I recently got one of my side-projects to a state where it's semi-usable, so thought I'd jot down some thoughts on the process. It's a London-centric transport routing engine, which will provide alternative routes to the typical "fastest, without service issues" from other apps. Some ideas:

  • Least-crowded route (where possible),
  • Routes with air-con (now that Summer is approaching, the shorts are out and so is the Central line),
  • Routes with step-free access (ideally better than "does this station have a blue wheelchair symbol").

The first stage of this was to have a database of stations, all possible links between them, and a way to discover multiple routes from a starting station to a goal station. The obvious technical choice here is to use some sort of graph - where the nodes are stations and the edges are the possible routes between them.

I started with data collection - TfL provide a Unified API which is an admirable effort at providing a single API to cover the many modes of transport that they offer (from tube, to buses to less obvious ones like river buses, Woolwich ferry and the cable car). Through usage, you'll discover it's not perfect - there are a few oddities, some bugs, and you need to learn a little about the NaPTAN corpus. Thankfully, the API is extensive enough that you can usually work around issues with alternative endpoints. I certainly don't fault the API team as wrapping such a system around many others (likely older or even spreadsheet-based data) must be very challenging.

Then I started linking these together in a data structure. Having never really used graphs before, my first thought was that I needed to jump into a high-level DMS such as neo4j. While this was a good introduction to graph problems (attributes, deduping, directional edges, etc.), and an excellent way of visualising the data I entered, it did mask some of the real problems I was going to run into. In particular, it wasn't obvious that when I requested all paths from West Ruislip to Bank, through any number of edges, that realistically the query was never going to finish. It might even be an infinite number of paths. I've now realised that neo4j likely uses DFS rather than BFS, and as such is susceptible to loops (transport networks are full of them, since lines are bidirectional), and the web interface at least will wait until all routes have been found. The best option is probably to request a fixed number of paths (i.e. 100) and then de-duplicate and score them.

I also ran into issues where neo4j would suggest paths like A-B-C-B-C-D. I suspect this was due to cases where stations could be connected by the Circle and District lines, but really this is the same track. I consolidated these with TfL's lineGroups data, but wasn't able to completely eradicate them since I didn't have control over how nodes or edges were treated as "visited".

Eventually I decided to explore the idea of building my own graph engine. Edd Mann's post on pratical DFS and BFS in Python was a great introduction to this and helped me realise that I could probably get away with an in-memory graph, given the relatively small and static size. I was quickly getting results, some of them reasonable!
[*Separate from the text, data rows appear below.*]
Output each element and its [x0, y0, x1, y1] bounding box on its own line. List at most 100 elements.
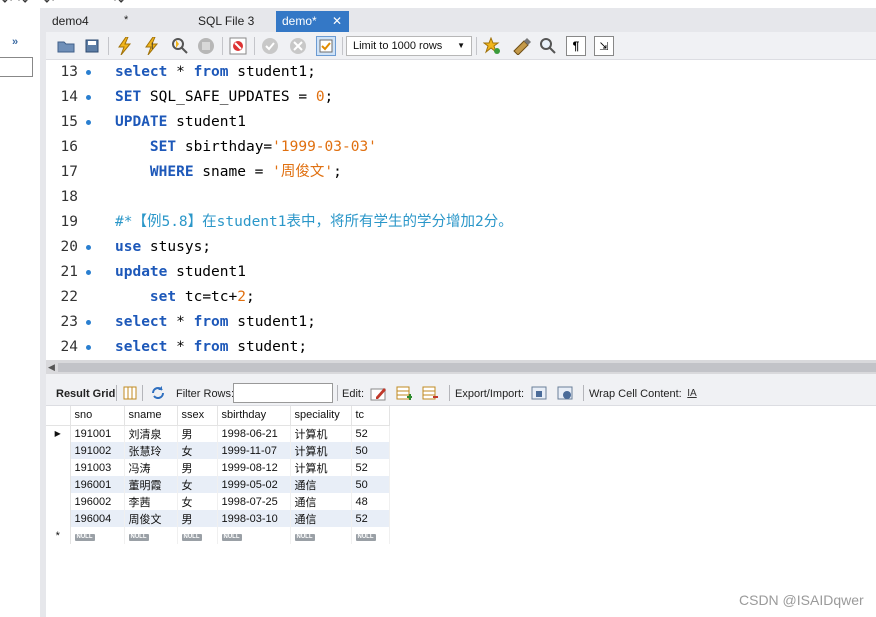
table-cell[interactable]: 冯涛: [124, 459, 178, 476]
code-line[interactable]: 20 use stusys;: [46, 235, 876, 260]
column-header[interactable]: ssex: [177, 406, 218, 426]
table-row[interactable]: 196002 李茜女 1998-07-25 通信 48: [46, 493, 390, 510]
collapse-icon[interactable]: »: [12, 36, 18, 48]
row-selector[interactable]: [46, 493, 71, 510]
code-line[interactable]: 14 SET SQL_SAFE_UPDATES = 0;: [46, 85, 876, 110]
code-line[interactable]: 24 select * from student;: [46, 335, 876, 360]
table-cell[interactable]: 1999-11-07: [217, 442, 291, 459]
table-cell[interactable]: 男: [177, 459, 218, 476]
stop-icon[interactable]: [196, 36, 216, 56]
row-selector[interactable]: ▶: [46, 425, 71, 442]
history-icon[interactable]: ↶: [44, 0, 54, 8]
table-cell[interactable]: 52: [351, 425, 390, 442]
table-cell[interactable]: 张慧玲: [124, 442, 178, 459]
close-icon[interactable]: ✕: [332, 11, 342, 31]
table-cell[interactable]: 191002: [70, 442, 125, 459]
table-cell[interactable]: 通信: [290, 476, 352, 493]
table-cell[interactable]: 191001: [70, 425, 125, 442]
save-icon[interactable]: [82, 36, 102, 56]
result-grid-label[interactable]: Result Grid: [56, 388, 115, 400]
table-cell[interactable]: NULL: [351, 527, 390, 544]
table-cell[interactable]: 52: [351, 510, 390, 527]
code-line[interactable]: 17 WHERE sname = '周俊文';: [46, 160, 876, 185]
beautify-icon[interactable]: [512, 36, 532, 56]
table-cell[interactable]: 女: [177, 493, 218, 510]
wrap-icon[interactable]: ⇲: [594, 36, 614, 56]
redo-icon[interactable]: ↷: [18, 0, 28, 8]
wrap-cell-icon[interactable]: IA: [684, 385, 700, 401]
scroll-left-icon[interactable]: ◀: [48, 360, 55, 374]
table-cell[interactable]: NULL: [177, 527, 218, 544]
table-cell[interactable]: 李茜: [124, 493, 178, 510]
row-selector[interactable]: [46, 442, 71, 459]
code-line[interactable]: 13 select * from student1;: [46, 60, 876, 85]
sql-editor[interactable]: 13 select * from student1; 14 SET SQL_SAFE_…: [46, 60, 876, 360]
table-cell[interactable]: 男: [177, 510, 218, 527]
scrollbar-thumb[interactable]: [58, 363, 876, 372]
table-cell[interactable]: 48: [351, 493, 390, 510]
table-cell[interactable]: 50: [351, 476, 390, 493]
table-cell[interactable]: 196001: [70, 476, 125, 493]
table-cell[interactable]: 计算机: [290, 425, 352, 442]
table-cell[interactable]: 通信: [290, 493, 352, 510]
column-header[interactable]: sname: [124, 406, 178, 426]
table-cell[interactable]: 1998-07-25: [217, 493, 291, 510]
table-cell[interactable]: 通信: [290, 510, 352, 527]
grid-layout-icon[interactable]: [122, 385, 138, 401]
table-cell[interactable]: NULL: [290, 527, 352, 544]
invisible-chars-icon[interactable]: ¶: [566, 36, 586, 56]
column-header[interactable]: tc: [351, 406, 390, 426]
table-cell[interactable]: 女: [177, 476, 218, 493]
table-row[interactable]: 196004 周俊文男 1998-03-10 通信 52: [46, 510, 390, 527]
filter-rows-input[interactable]: [233, 383, 333, 403]
add-row-icon[interactable]: [396, 385, 412, 401]
table-cell[interactable]: 计算机: [290, 459, 352, 476]
code-line[interactable]: 21 update student1: [46, 260, 876, 285]
table-cell[interactable]: 男: [177, 425, 218, 442]
code-line[interactable]: 16 SET sbirthday='1999-03-03': [46, 135, 876, 160]
limit-rows-select[interactable]: Limit to 1000 rows ▼: [346, 36, 472, 56]
table-cell[interactable]: NULL: [70, 527, 125, 544]
table-cell[interactable]: 52: [351, 459, 390, 476]
table-cell[interactable]: 1999-08-12: [217, 459, 291, 476]
table-row[interactable]: 191002 张慧玲女 1999-11-07 计算机 50: [46, 442, 390, 459]
row-selector[interactable]: [46, 510, 71, 527]
table-cell[interactable]: 刘清泉: [124, 425, 178, 442]
code-line[interactable]: 19 #*【例5.8】在student1表中，将所有学生的学分增加2分。: [46, 210, 876, 235]
code-line[interactable]: 15 UPDATE student1: [46, 110, 876, 135]
column-header[interactable]: sbirthday: [217, 406, 291, 426]
table-cell[interactable]: 董明霞: [124, 476, 178, 493]
table-cell[interactable]: 196002: [70, 493, 125, 510]
table-row[interactable]: ▶ 191001 刘清泉男 1998-06-21 计算机 52: [46, 425, 390, 442]
delete-row-icon[interactable]: [422, 385, 438, 401]
table-row[interactable]: 196001 董明霞女 1999-05-02 通信 50: [46, 476, 390, 493]
bookmark-icon[interactable]: [482, 36, 502, 56]
rollback-icon[interactable]: [288, 36, 308, 56]
code-line[interactable]: 22 set tc=tc+2;: [46, 285, 876, 310]
table-cell[interactable]: 1999-05-02: [217, 476, 291, 493]
toggle-error-icon[interactable]: [228, 36, 248, 56]
table-cell[interactable]: NULL: [124, 527, 178, 544]
table-row[interactable]: 191003 冯涛男 1999-08-12 计算机 52: [46, 459, 390, 476]
explain-icon[interactable]: [170, 36, 190, 56]
new-row[interactable]: * NULL NULL NULL NULL NULL NULL: [46, 527, 390, 544]
table-cell[interactable]: 计算机: [290, 442, 352, 459]
table-cell[interactable]: 196004: [70, 510, 125, 527]
tab-demo[interactable]: demo* ✕: [276, 11, 349, 32]
refresh-icon[interactable]: [150, 385, 166, 401]
find-icon[interactable]: [538, 36, 558, 56]
tab-demo4[interactable]: demo4 *: [46, 11, 136, 32]
code-line[interactable]: 23 select * from student1;: [46, 310, 876, 335]
undo-icon[interactable]: ↶: [2, 0, 12, 8]
commit-icon[interactable]: [260, 36, 280, 56]
column-header[interactable]: sno: [70, 406, 125, 426]
navigate-icon[interactable]: ↷: [114, 0, 124, 8]
execute-current-icon[interactable]: I: [142, 36, 162, 56]
execute-icon[interactable]: [114, 36, 134, 56]
editor-horizontal-scrollbar[interactable]: ◀: [46, 360, 876, 374]
table-cell[interactable]: 1998-06-21: [217, 425, 291, 442]
table-cell[interactable]: 50: [351, 442, 390, 459]
table-cell[interactable]: 周俊文: [124, 510, 178, 527]
open-folder-icon[interactable]: [56, 36, 76, 56]
table-cell[interactable]: NULL: [217, 527, 291, 544]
I played around with a few graph-traversal algorithms at this stage - I was excited by the possibility of A*, since I had the latitude and longitude of stations and using a straight-line, great-circle distance as a heuristic approximation seemed pretty logical for deciding a route. Unfortunately, the implementations I've used all seem to be designed to return a single shortest route (which makes sense given that it was designed for real-time robot planning) and I'm not sure if it can be adapted to give multiple paths. I'm finding traversal algorithms interesting though and I'll revisit this part later - I'm just using BFS for now.

This week I switched out my homebrew Graph system for the lightweight igraph library, to reduce the amount of code I had to work with. Reassuringly it had a very similar API, so I knew I was on the right track.

I've added some small scoring rules - travel time, number of changes, A/C availablility (average temperature data would be amazing TfL!) - which are giving me pretty good results. My next steps include building some sort of UI (probably with React Native), incorporating TfL's crowding data and integrating actual train times. I've had a couple of goes at working timetables into the graph (i.e. an edge for each vehicle journey) which is not looking like a good idea - so I'll probably have to add it as some sort of post-sorting function.